Кооператив: Muriranja Factory
Altitude: The factory is situated at approximately 1,750-1,800 m.a.s.l
Soil Type: The farmers benefits from deep red volcanic soils, rich in organic matter.
Varieties: The farmers grow SL 34 , SL 28, and Ruiru 11
Rainfall- Approx 1,200-1,500 mm per annum.
Muriranja Factory is located in Mugoiri location, Murang’a County.
Murang’a County is one of the five counties in the Central region of the Republic of Kenya. It is bordered to the North by Nyeri, to the South by Kiambu, to the West by Nyandarua and to the East by Kirinyaga, Embu and Machakos counties. Its largest town and capital is Murang’a.
Murang’a County is thought to be birthplace of the Kikuyu Community. Murang’a is also famed as the origin of the Mau Mau uprising.
Muriranja Factory is part of the Mugoiri Five Farmers Cooperative Society. Mugoiri 5 FCS comprises of Muriranja, Kiboi, Kahuro, Mirichu, Yamugwe, Rwaro and Kagaa among others. The FCS was established in the 1970s.
Muriranja Factory has around 500 members with around 180 ha under coffee. Muriranja produces around 90 MT of cherries annually.
The ripening of the cherry is closely monitored and when the time
is right the red cherry is hand picked into buckets early in the morning and carried to the wet mill. The harvested cherries are splayed out on a patio at the wet mill in the afternoon light, with underipes, overipes and any foreign object being removed before the mass of round red cherries are tipped into the hopper above the pulping station. Clean water (wet processing) is drawn up and poured into the hopper on top of the heaped cherries, funneling them down through a polished chute into the pulping house where the outer fruit is removed between two rotating abrasive slabs.
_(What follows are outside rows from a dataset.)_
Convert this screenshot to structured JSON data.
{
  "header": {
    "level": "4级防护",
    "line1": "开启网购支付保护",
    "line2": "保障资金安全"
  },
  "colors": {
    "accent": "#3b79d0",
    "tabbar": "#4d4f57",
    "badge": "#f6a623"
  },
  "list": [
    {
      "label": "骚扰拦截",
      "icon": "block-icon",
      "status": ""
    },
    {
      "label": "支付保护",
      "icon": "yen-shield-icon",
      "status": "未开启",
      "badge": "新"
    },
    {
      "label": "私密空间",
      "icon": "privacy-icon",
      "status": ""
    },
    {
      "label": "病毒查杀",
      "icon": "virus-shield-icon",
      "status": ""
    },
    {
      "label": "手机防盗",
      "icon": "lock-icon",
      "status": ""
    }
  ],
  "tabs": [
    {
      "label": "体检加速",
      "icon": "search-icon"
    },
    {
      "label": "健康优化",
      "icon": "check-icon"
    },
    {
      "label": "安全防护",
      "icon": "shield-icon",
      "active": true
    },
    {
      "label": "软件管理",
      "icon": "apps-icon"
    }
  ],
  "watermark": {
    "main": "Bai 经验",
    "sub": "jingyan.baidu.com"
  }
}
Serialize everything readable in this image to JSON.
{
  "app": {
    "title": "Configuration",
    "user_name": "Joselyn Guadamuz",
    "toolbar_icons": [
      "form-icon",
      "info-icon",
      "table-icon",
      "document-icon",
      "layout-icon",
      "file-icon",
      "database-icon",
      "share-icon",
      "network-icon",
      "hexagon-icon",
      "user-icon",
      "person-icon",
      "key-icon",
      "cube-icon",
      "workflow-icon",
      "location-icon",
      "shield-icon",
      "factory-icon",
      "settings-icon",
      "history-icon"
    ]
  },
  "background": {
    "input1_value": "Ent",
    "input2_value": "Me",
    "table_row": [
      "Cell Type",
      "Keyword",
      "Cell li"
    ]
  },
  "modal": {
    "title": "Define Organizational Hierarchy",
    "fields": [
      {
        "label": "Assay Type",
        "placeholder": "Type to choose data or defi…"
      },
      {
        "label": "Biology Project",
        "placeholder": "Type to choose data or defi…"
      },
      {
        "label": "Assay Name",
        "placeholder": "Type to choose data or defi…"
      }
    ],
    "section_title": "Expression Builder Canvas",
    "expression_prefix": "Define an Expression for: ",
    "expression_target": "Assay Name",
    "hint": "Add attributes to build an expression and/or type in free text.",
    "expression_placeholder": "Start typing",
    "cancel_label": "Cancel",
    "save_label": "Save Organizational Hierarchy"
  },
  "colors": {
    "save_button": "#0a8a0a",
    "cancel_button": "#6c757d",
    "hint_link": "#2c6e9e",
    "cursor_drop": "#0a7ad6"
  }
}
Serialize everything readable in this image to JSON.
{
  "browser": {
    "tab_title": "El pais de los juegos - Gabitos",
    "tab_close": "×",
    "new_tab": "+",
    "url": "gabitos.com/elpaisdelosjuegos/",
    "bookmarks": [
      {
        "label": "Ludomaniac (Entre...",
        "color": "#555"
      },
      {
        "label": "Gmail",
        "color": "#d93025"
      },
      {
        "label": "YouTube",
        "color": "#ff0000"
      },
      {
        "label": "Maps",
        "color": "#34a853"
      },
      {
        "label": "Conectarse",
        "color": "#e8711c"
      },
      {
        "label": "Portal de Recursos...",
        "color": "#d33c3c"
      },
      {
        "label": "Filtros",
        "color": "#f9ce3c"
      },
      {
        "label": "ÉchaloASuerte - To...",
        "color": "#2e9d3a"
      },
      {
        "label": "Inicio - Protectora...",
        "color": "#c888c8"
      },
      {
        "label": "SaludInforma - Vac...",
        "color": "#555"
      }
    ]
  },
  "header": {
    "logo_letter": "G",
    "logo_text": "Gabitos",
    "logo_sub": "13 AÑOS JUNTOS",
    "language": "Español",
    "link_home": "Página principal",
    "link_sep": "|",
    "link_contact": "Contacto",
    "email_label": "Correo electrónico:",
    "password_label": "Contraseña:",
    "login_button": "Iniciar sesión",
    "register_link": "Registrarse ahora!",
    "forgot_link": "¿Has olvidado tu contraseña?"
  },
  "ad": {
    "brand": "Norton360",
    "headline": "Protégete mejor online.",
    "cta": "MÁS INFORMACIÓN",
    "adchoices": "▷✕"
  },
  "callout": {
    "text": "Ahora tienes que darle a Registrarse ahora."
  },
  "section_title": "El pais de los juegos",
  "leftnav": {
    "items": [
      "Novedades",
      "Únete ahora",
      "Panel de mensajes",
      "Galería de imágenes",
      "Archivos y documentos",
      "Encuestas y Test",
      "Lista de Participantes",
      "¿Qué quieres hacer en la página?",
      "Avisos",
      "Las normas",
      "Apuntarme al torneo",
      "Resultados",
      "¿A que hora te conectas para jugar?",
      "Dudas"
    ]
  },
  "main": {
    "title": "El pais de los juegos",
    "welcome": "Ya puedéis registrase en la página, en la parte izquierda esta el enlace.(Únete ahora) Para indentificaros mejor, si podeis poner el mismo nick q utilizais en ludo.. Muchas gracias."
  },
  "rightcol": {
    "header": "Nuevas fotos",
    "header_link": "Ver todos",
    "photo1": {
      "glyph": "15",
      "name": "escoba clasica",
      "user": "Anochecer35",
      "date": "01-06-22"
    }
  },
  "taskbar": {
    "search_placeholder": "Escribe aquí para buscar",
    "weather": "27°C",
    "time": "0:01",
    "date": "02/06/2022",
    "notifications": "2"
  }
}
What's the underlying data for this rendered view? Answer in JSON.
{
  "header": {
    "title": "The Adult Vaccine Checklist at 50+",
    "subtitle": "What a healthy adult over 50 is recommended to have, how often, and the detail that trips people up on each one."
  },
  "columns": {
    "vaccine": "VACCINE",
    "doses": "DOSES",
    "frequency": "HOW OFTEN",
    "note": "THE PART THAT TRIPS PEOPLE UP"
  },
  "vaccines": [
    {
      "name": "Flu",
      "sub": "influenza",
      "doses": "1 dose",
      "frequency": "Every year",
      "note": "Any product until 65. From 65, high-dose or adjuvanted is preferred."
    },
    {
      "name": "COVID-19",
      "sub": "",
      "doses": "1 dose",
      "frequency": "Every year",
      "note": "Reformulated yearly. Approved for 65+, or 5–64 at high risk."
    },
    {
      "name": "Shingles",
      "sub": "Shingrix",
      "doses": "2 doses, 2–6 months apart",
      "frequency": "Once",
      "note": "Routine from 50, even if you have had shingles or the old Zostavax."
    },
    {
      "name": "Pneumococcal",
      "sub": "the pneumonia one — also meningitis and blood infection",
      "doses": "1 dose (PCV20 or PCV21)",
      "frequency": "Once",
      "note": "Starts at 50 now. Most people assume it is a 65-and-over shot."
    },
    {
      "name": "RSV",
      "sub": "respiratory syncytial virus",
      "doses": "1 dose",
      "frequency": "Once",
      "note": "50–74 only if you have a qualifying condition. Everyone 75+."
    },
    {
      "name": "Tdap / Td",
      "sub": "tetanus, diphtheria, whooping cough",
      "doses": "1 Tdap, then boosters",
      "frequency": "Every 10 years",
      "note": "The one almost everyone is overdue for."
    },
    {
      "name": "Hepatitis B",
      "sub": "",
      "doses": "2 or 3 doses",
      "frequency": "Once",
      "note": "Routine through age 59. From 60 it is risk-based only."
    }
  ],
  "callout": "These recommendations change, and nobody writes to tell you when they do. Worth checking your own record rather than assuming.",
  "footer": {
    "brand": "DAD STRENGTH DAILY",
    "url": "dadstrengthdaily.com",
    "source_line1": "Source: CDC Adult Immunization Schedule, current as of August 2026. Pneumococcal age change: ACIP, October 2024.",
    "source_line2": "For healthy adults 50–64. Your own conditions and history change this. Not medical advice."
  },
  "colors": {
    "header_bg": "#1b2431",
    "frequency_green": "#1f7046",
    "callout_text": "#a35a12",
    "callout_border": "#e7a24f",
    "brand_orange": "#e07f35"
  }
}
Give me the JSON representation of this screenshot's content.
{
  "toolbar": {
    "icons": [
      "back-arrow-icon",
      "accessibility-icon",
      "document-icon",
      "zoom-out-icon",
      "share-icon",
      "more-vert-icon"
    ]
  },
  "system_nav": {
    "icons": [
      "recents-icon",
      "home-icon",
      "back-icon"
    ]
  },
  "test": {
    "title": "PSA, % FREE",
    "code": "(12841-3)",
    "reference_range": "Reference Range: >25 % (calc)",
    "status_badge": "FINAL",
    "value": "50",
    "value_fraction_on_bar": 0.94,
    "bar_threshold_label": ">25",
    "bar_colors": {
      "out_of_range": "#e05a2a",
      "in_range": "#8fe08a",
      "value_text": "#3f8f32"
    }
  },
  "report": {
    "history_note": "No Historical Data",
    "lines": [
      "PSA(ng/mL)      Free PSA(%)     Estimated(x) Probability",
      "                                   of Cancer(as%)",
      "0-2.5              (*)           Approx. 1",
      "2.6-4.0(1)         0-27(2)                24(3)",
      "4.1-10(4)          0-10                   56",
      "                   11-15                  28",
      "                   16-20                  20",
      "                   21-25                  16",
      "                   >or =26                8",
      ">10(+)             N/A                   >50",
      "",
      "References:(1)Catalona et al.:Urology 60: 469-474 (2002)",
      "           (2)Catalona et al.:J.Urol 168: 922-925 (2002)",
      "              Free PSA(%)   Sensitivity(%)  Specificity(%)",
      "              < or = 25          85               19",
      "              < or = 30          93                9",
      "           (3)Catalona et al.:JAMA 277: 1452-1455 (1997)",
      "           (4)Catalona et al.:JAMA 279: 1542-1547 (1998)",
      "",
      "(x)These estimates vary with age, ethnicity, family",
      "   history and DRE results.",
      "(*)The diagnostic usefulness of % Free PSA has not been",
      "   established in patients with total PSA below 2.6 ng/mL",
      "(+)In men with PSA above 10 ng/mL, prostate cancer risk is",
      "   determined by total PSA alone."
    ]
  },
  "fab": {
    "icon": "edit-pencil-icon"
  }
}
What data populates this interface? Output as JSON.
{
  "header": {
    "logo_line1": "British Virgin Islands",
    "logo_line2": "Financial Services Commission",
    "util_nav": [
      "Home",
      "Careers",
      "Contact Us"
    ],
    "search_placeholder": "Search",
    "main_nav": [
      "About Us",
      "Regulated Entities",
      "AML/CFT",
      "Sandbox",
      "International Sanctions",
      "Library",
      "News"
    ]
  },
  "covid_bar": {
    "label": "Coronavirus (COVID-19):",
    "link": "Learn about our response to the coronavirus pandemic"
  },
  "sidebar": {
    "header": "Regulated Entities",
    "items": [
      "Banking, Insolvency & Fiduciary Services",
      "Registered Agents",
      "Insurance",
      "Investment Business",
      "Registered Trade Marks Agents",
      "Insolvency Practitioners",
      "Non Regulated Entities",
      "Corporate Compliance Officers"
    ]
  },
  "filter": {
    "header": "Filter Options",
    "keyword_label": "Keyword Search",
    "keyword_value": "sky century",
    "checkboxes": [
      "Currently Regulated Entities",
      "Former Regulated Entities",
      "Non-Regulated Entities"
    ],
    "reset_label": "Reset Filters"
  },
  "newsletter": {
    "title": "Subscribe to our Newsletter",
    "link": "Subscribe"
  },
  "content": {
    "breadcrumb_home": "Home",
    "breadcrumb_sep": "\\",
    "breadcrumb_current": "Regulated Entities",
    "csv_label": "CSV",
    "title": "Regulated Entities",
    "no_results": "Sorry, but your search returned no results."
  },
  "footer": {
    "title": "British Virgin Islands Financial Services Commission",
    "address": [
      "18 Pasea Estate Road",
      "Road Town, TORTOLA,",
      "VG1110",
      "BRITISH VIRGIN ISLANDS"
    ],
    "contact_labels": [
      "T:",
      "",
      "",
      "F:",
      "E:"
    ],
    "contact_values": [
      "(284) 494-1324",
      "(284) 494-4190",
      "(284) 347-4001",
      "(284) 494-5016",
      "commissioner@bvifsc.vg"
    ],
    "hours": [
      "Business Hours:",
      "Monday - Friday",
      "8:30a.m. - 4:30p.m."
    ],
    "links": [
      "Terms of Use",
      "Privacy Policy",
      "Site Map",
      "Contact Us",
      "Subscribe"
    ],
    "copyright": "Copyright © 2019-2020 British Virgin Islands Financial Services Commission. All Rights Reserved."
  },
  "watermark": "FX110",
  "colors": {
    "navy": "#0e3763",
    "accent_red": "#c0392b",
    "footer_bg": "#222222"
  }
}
As the now exposed coffee beans tumble out of the pulper into a channel of water, the floating beans are skimmed off, and the sinking denser beans pass out through a hole in the bottom spilling into the fermentation tanks were they spend the night.
The next day the coffee is handled to see if the sticky sweet mucilage has broken down, leaving a rough parchment coating, once “the feel” of the coffee meets the wet mill manager’s approval, water will be poured into the tanks to thoroughly wash the beans. Once washed, the sluice gates are lifted allowing the coffee to spill out into the washing
channels, in here the coffee slides down the gently sloping tiled channel. Wooden shunts are used to repeatedly push the coffee by hand back to the top of the channel, this repeated action separates the denser beans as the lighter beans will race back to the bottom under the force of the gentle current, whilst the denser higher quality beans will idle there way slowly down. Sun drying of the parchment coffee on raised tables is done under careful supervision, the parchment coffee is covered up whenever there is sign of rain or the sun’s rays are too
harsh. The coffee is regularly checked for moisture and once it reaches the 10-12% target level, it will be bagged up for transport to the dry mill.
Harvest- The cooperative harvests its main harvest between Oct and Dec. Early crop is harvested in minimal quantities between April and July.